Garrett Way, Nick Brown and Chris Ferroni, all of Cascade, may be “typical Idaho boys” in some ways, but their summer of 2015 was been anything but routine. As participants in the Workforce Investment Act Youth Work Experience Program, the three worked on a variety of projects with the Cascade Ranger District of the Boise National Forest.
They spent time in highly traveled recreation areas and worked in remote, pristine vicinities. It’s been a combination of physical labor, forestry chores and eye-opening educational experiences, all of which have contributed to improvements in the Cascade Ranger District and to the experiences that visitors will enjoy.
The experiences help to build the futures of the three young men by developing strong work habits and learning new skills. Projects have included building and painting picnic tables, placing screens on 48 bathroom vents, working with wildlife biologists, repairing water-damaged roads and potholes, interacting with the public, posting signs, building and clearing trails, removing trees using axes and bow saws, landscaping, ditching, repairing boat ramps and much more. The overall experience has been enhanced with the day-to-day leadership of crew supervisor Eric Fieldstad and his commitment to learning and quality work.
The crew has done such an awesome job that the ranger district kept the youth working longer than initially anticipated. The young men worked with hydrologists and fisheries biologists, and they were exposed to and learning core sampling in rivers, identification of fish species and understanding the ecosystem.
Way and Brown returned to classes at Cascade High School, but they will likely continue working a few more weekends to help tie up projects.
Ferroni is the program’s only out-of-school participant, and he will soon move into an internship that will extend his experience into November.
“This has been an awesome summer and a great experience for me,” Ferroni said. “I’ve met tons of new and interesting people, and I’ve been able to see a lot of what the Forest Service does.”
He has a career interest in the Forest Service, and this experience should provide a valuable foundation for him to compete for future job openings.
“I definitely hope to get into a regular Forest Service job next season,” Ferroni said. “This has been a really good program and I know it will help me no matter what career I eventually get in to.”
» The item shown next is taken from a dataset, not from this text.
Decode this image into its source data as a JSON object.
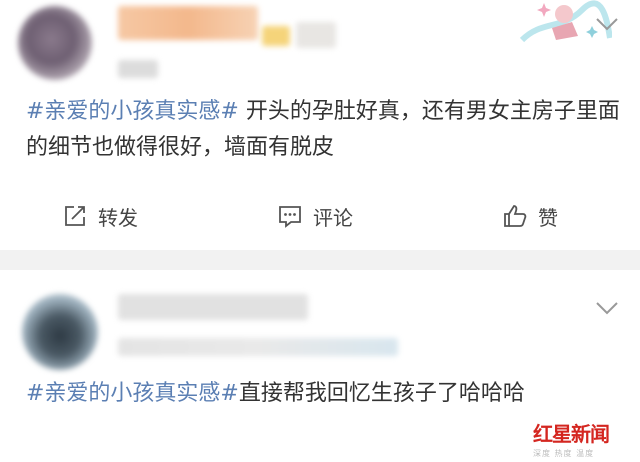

Idaho Department of Labor workforce consultants Pat Rowland and Joel Castle said the Cascade Ranger District and the Labor Department have collaborated for the success of this program. The Forest Service paid wages for the crew supervisor and supplied the necessary safety equipment and transportation to the worksites. With funding from the federal Workforce Investment Act (WIA), the Department of Labor supplied the required work boots, pants and socks, as well as the work experience wages.
“Everyone can see they had a great learning experience, kept very busy and the work experience program funding was very well spent,” Rowland said.